22 Tammuz'da AKP, CHP'ye fark atmıştı. Bu seçimler için 22 Temmuz'u ölçü olarak kabul edebilir miyiz?
2 bin 300 AKP almıştı, bin 600 de CHP almıştı. Aramızda 700 fark vardı. 700 fark, 350 oy demektir. Ben 3 Kasım 2002 seçimlerinde Kandıra'da ilçe başkanıydım. O tarihte bin 660 AKP, bin 500 DYP, bin 388 oy da biz almıştık. Ben 2 yıl sonra aday oldum, bin 988 oyla seçimi kazandım. Demek ki bir aday gerekirse 1000 oy dahi artırır. Ben 600 oy artırmıştım.
Sizin belediye başkanından öte bir bürokrat havanız var. Çok sadesiniz, polemiklere girmiyorsunuz. Kandıra halkı bu duruşunuzdan memnun mu?
Memnuniyet kişiye göre değişir. Bazı insan vardır ağırdır, kendisi gibi bir başkan ister. Kimisi de çok hareketlidir. Yaşantım boyunca benim çizgim hiç değişmemiştir. Benim ağır bir yapım var. Çok atak bir insan değilim. Yalnız, bu ağır duruşumun bana artısı var. Ben kurallar içerisinde belediyeyi yönetirim. Her isteyenin istediğini yapmasına izin vermem. Bu olmadığı zaman insanlar kendi çıkarları için bir şeyler elde edemeyince memnuniyetsiz oluyorlar. Kandıra'da araştırma yapın. Beni eleştirenler kendileri için menfaat istemiştir. Ben bu duruşumla belediyeyi nereden nereye getirdim. 10 tane dükkan satan, çalışanına maaş ödeyemeyen belediyeyi borçsuz hale getirdim. Devlet hariç kimseye borcumuz yok. Daha önce bize mazot vermiyordu insanlar. Şimdi 'bizden alışveriş yapın' diye yalvarıyorlar.
2-B yasası meclisten geçti. Size etkisi ne olacak?
Kandıra'da tabi ki ormanlık alanlar çok fazla.
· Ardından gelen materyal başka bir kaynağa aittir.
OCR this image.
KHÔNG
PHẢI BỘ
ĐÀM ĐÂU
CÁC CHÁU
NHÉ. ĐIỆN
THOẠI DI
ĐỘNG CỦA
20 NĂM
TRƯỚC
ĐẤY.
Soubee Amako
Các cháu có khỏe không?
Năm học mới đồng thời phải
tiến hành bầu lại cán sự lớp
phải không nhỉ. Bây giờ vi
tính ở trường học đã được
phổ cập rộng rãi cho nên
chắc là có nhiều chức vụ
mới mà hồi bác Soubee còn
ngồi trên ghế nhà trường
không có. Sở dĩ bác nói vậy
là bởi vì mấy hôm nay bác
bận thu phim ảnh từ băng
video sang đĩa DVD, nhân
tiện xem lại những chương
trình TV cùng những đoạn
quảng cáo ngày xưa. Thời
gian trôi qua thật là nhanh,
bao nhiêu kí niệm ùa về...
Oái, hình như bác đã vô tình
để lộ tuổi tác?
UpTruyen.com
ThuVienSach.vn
Fakat orman kadastrosundan geçmeyen yerlerin tespiti mümkün değil. Ondan dolayı şu anda 2-B olarak kullanılan ve de üzerinde bina olan çok yer var. Kandıra'da 3 bin kaçak bina var. Bu binalar 40-50 yıllık. 2-B yasası çok geç kalmıştır. Adam gelmiş işgal etmiş. Kimse de sen burayı kullanamazsın dememiş. Şimdi arazileri çok yüksek fiyatlarda satmaya kalkarlarsa insanımız bu yerleri alamaz.
Bazı büyük firmaların Kandıra'da yer satın aldığı söyleniyor. Bunun gerçeklik payı ne?
Bu bir arz talep meselesidir. Birkaç yıl önce başladı bu. Kandıra'da yerler de çok ucuzdu. Yalnız bu emlakçıların hiçbirisi kendi alıp satmadı. Emlakçılar aracı olarak kullanıldı. Toplu olarak yer alan yok burada. Adam yüz dönüm yer alabilir. Bu toplu sayılmaz. Ev yapmak gayesiyle aldılar. Çok büyük bir tehlike yok. Zaten imarda, ya tarım alanı, ya da ikinci sınıf tarım alanı gözüküyor. Fabrika yapmak zaten mümkün değil.
Kandıra'da bu seçimlerde yüzde kaç oy alırsınız?
Elbette kazanmak için seçime giriyorum. Bazı adaylar yüzde 50'lerden, yüzde 60'lardan bahsediyor. Bunlar hayali oranlar. Geçen dönem yüzde 31'le belediye başkanı oldum. Yüzde 40'la seçimi kazansaydım ne anlamı olurdu. Önemli olan kazanmak. Ben seçimi alayım, yüzde önemli değil. Kandıra her geçen gün güzelleşmeye devam edecek.